Study expedition crossing Drake Passage in the Southern Ocean (Photo: British Antarctic Survey (BAS))

Study expedition crossing Drake Passage in the Southern Ocean (Photo: British Antarctic Survey (BAS))

Scientists have discovered  how carbon dioxide is drawn from the atmosphere and stored  deep in the ocean.

According to a new study published in Nature Geoscience, instead of CO2 being evenly absorbed deep into the water over wide areas of the Southern Ocean, it is pulled down and locked away from the atmosphere through localized pathways  created by a combination of winds, currents and  whirlpools that are 1,000 kilometers wide.

The world’s oceans help ease climate change by absorbing carbon dioxide in a process called carbon sequestration.  The Southern Ocean is considered to be one the most important carbon sinks in the world, absorbing around 40 percent of the annual global CO2 emissions.

“The Southern Ocean is a large window by which the atmosphere connects to the interior of the ocean below.
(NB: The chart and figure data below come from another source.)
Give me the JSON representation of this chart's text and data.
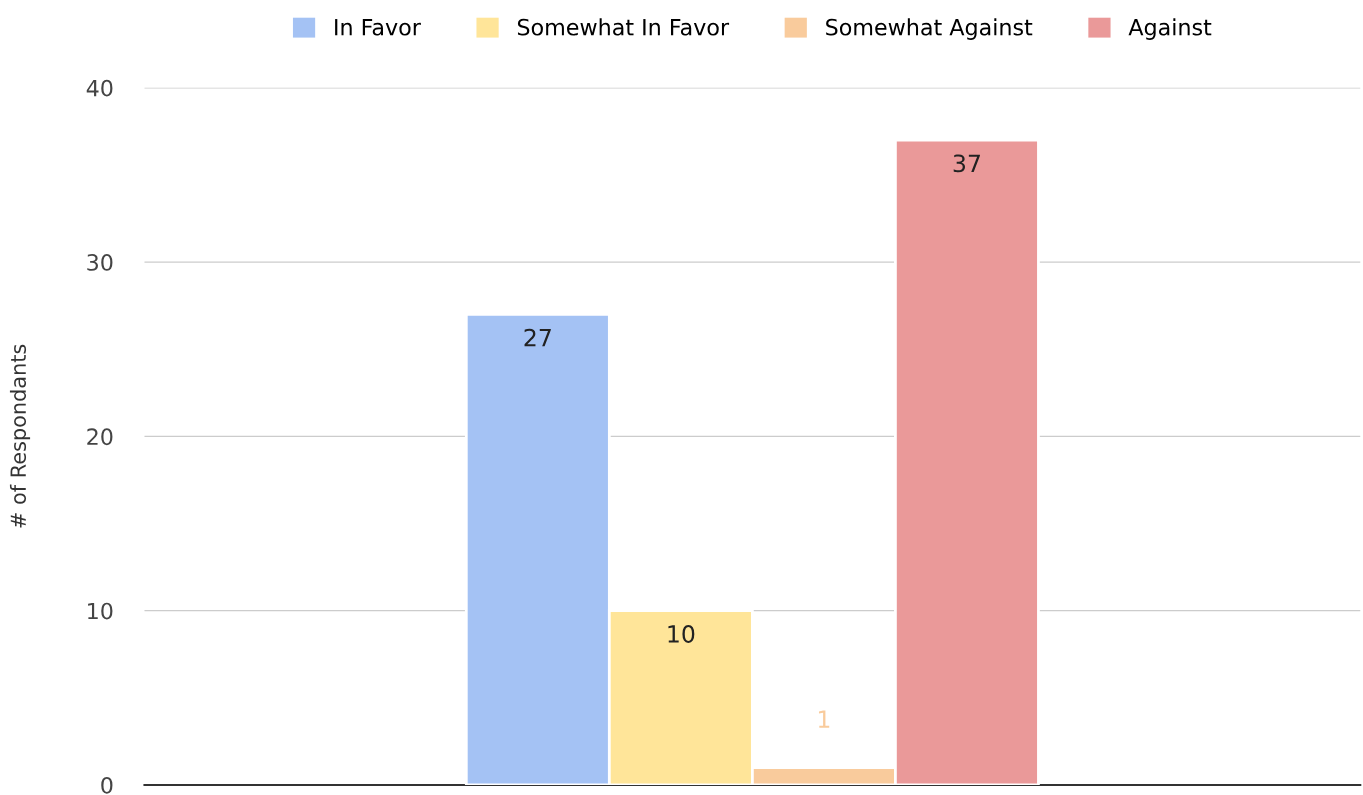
{
  "chart_data": {
    "type": "bar",
    "ylabel": "# of Respondants",
    "categories": [
      null
    ],
    "series": [
      {
        "name": "In Favor",
        "color": "#a4c2f4",
        "values": [
          27
        ]
      },
      {
        "name": "Somewhat In Favor",
        "color": "#ffe599",
        "values": [
          10
        ]
      },
      {
        "name": "Somewhat Against",
        "color": "#f9cb9c",
        "values": [
          1
        ]
      },
      {
        "name": "Against",
        "color": "#ea9999",
        "values": [
          37
        ]
      }
    ],
    "ylim": [
      0,
      40
    ],
    "yticks": [
      0,
      10,
      20,
      30,
      40
    ],
    "grid": "y",
    "legend": "top",
    "data_labels": true
  }
}
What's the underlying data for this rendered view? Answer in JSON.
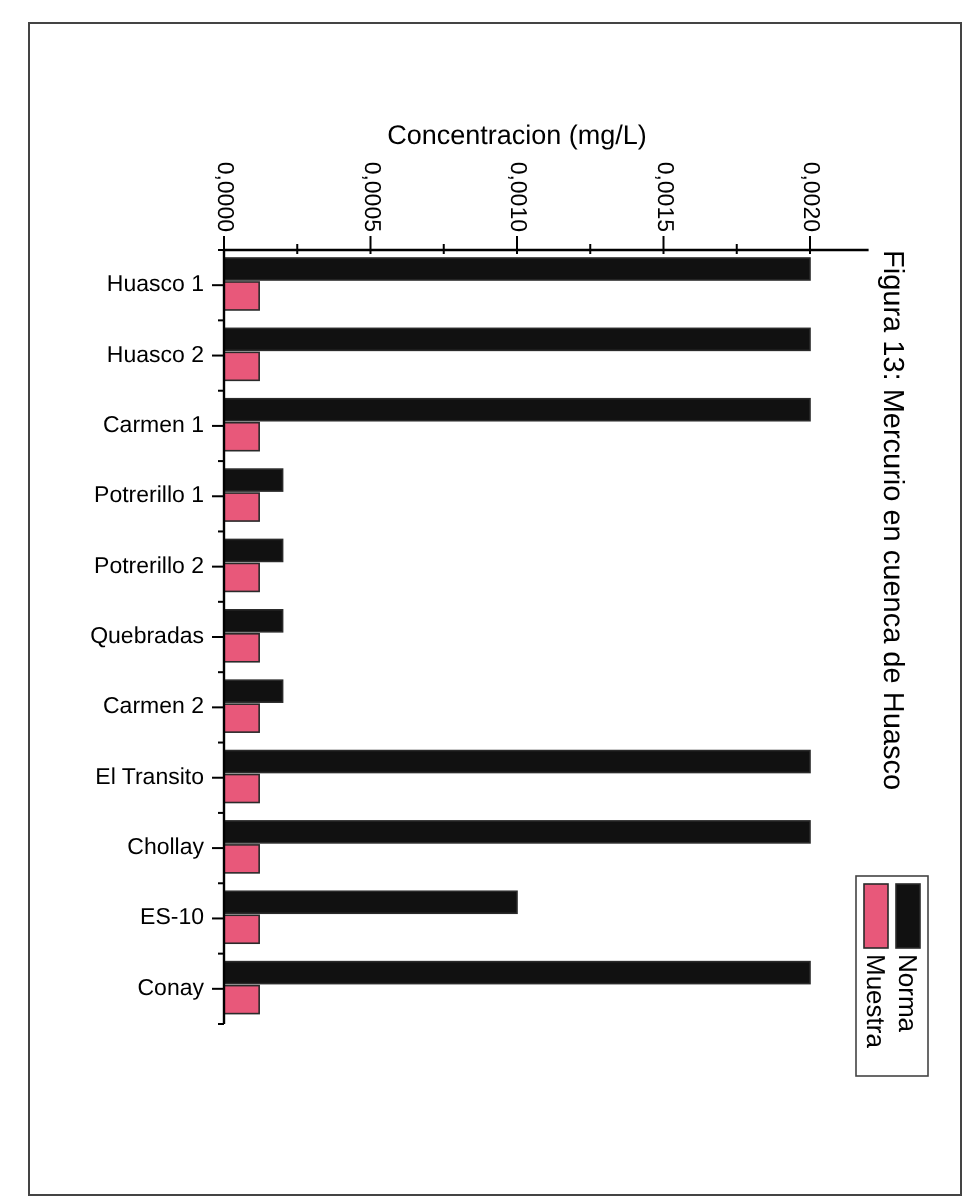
{
  "chart_data": {
    "type": "bar",
    "orientation": "horizontal",
    "title": "Figura 13: Mercurio en cuenca de Huasco",
    "xlabel": "Concentracion (mg/L)",
    "categories": [
      "Huasco 1",
      "Huasco 2",
      "Carmen 1",
      "Potrerillo 1",
      "Potrerillo 2",
      "Quebradas",
      "Carmen 2",
      "El Transito",
      "Chollay",
      "ES-10",
      "Conay"
    ],
    "series": [
      {
        "name": "Norma",
        "color": "#111111",
        "values": [
          0.002,
          0.002,
          0.002,
          0.0002,
          0.0002,
          0.0002,
          0.0002,
          0.002,
          0.002,
          0.001,
          0.002
        ]
      },
      {
        "name": "Muestra",
        "color": "#e8587a",
        "values": [
          0.00012,
          0.00012,
          0.00012,
          0.00012,
          0.00012,
          0.00012,
          0.00012,
          0.00012,
          0.00012,
          0.00012,
          0.00012
        ]
      }
    ],
    "xlim": [
      0,
      0.0022
    ],
    "xticks": [
      {
        "value": 0,
        "label": "0,0000"
      },
      {
        "value": 0.00025,
        "label": null
      },
      {
        "value": 0.0005,
        "label": "0,0005"
      },
      {
        "value": 0.00075,
        "label": null
      },
      {
        "value": 0.001,
        "label": "0,0010"
      },
      {
        "value": 0.00125,
        "label": null
      },
      {
        "value": 0.0015,
        "label": "0,0015"
      },
      {
        "value": 0.00175,
        "label": null
      },
      {
        "value": 0.002,
        "label": "0,0020"
      }
    ],
    "legend": "bottom right"
  }
}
Until now we didn’t know exactly the physical processes of how carbon ends up being stored deep in the ocean,” says the paper’s lead author, Dr. Jean-Baptiste Sallée from British Antarctic Survey. “It’s the combination of winds, currents and eddies that create these carbon-capturing pathways drawing waters down into the deep ocean from the ocean surface.”

Because of the Southern Ocean’s size and remoteness, researchers have only just begun to explore the mechanisms of the ocean with the help of small robotic probes called Argo floats.
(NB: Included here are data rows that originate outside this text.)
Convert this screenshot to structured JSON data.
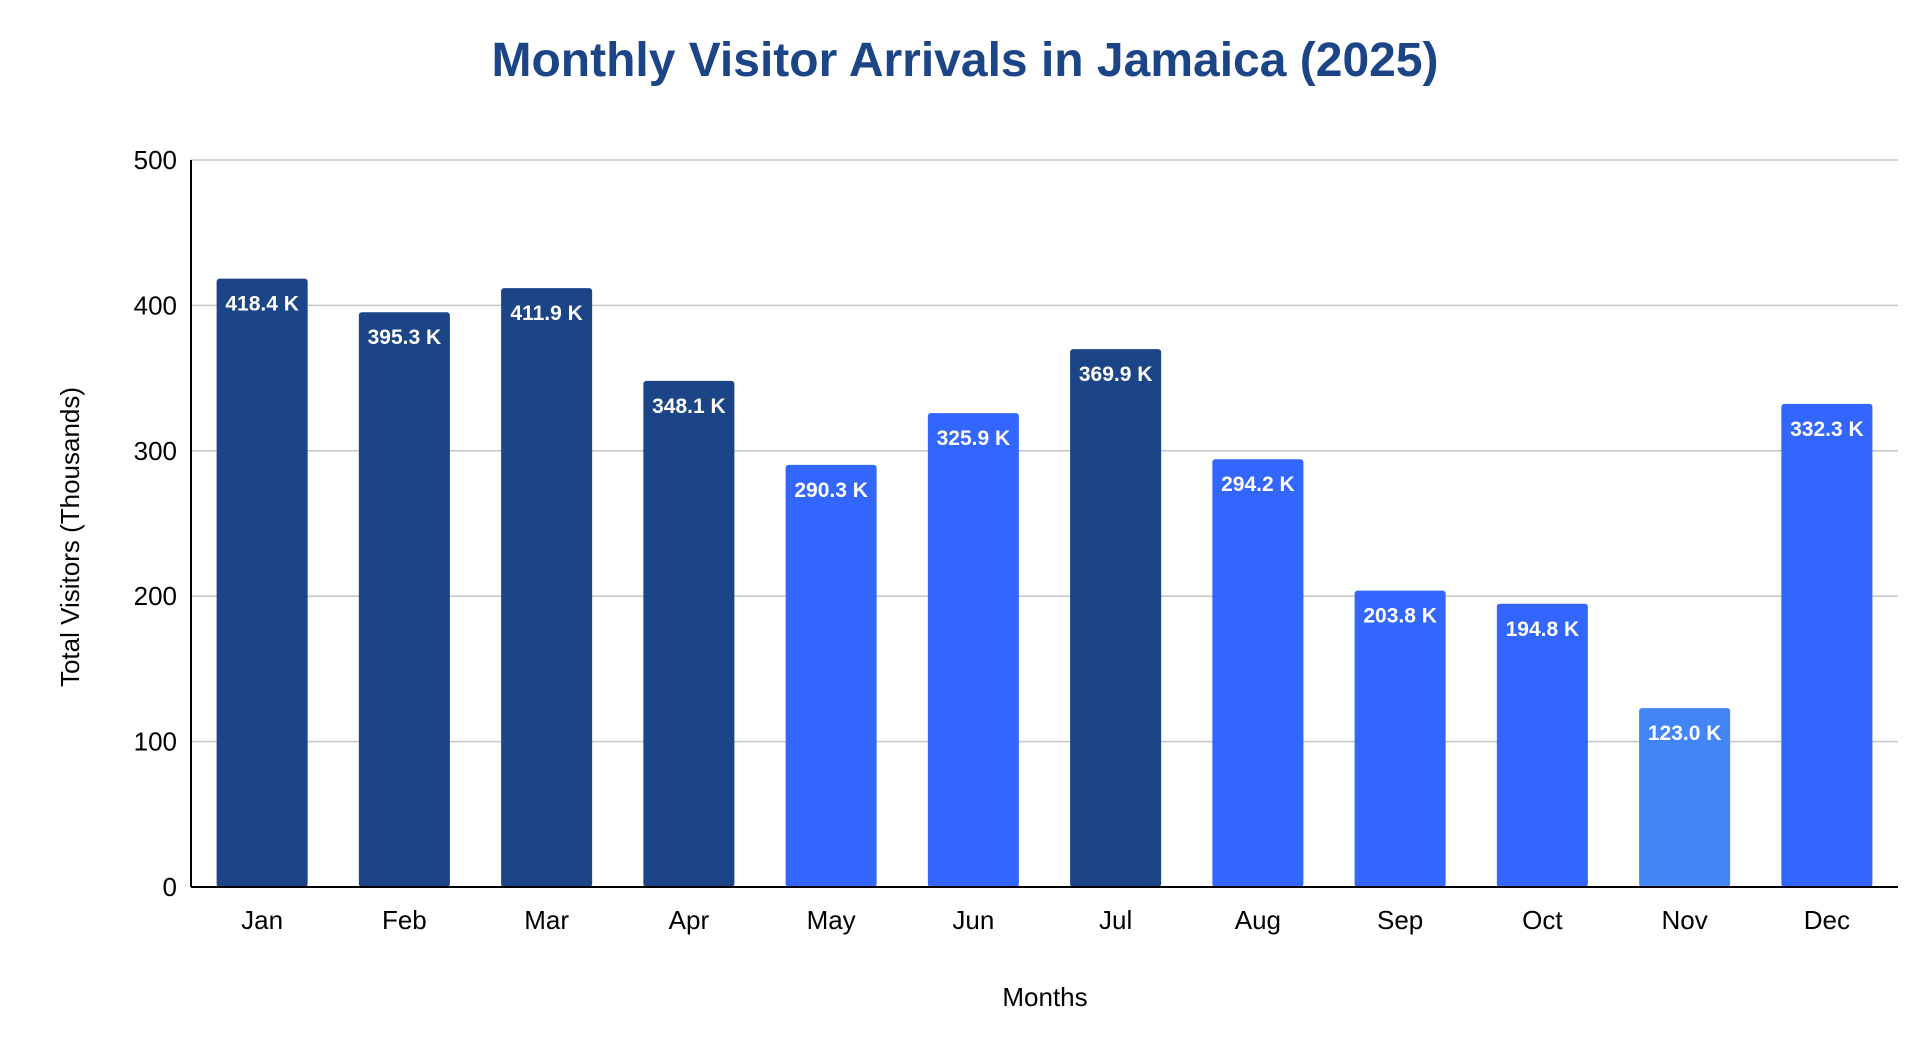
{
  "chart_data": {
    "type": "bar",
    "title": "Monthly Visitor Arrivals in Jamaica (2025)",
    "xlabel": "Months",
    "ylabel": "Total Visitors (Thousands)",
    "ylim": [
      0,
      500
    ],
    "yticks": [
      0,
      100,
      200,
      300,
      400,
      500
    ],
    "grid": true,
    "legend": "none",
    "categories": [
      "Jan",
      "Feb",
      "Mar",
      "Apr",
      "May",
      "Jun",
      "Jul",
      "Aug",
      "Sep",
      "Oct",
      "Nov",
      "Dec"
    ],
    "values": [
      418.4,
      395.3,
      411.9,
      348.1,
      290.3,
      325.9,
      369.9,
      294.2,
      203.8,
      194.8,
      123.0,
      332.3
    ],
    "data_labels": [
      "418.4 K",
      "395.3 K",
      "411.9 K",
      "348.1 K",
      "290.3 K",
      "325.9 K",
      "369.9 K",
      "294.2 K",
      "203.8 K",
      "194.8 K",
      "123.0 K",
      "332.3 K"
    ],
    "bar_colors": [
      "#1c4587",
      "#1c4587",
      "#1c4587",
      "#1c4587",
      "#3366ff",
      "#3366ff",
      "#1c4587",
      "#3366ff",
      "#3366ff",
      "#3366ff",
      "#4285f4",
      "#3366ff"
    ]
  }
}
The robotic probes are just over a meter in length and can dive  about two kilometers.  Eighty of these floats were set out in the Southern Ocean back in 2002  to collect information on the ocean’s temperature and salinity. Ten years of observations from these probes allowed  scientists to study this remote area of the world for the  first time.

Australian oceanographer and Southern Ocean specialist Steve Rintoul explains how the ocean absorbs CO2.
(Video: Commonwealth Scientific and Industrial Research Organisation)

The researchers were also able to gather further information, such as water temperature, salinity and pressure, by using an instrument called the CTD profiler, a cluster of sensors which records measurements as it is lowered deep into the ocean to depths of more than seven kilometers.

“Now that we have an improved understanding of the mechanisms for carbon draw-down we are better placed to understand the effects of changing climate and future carbon absorption by the ocean,” says  Sallée.”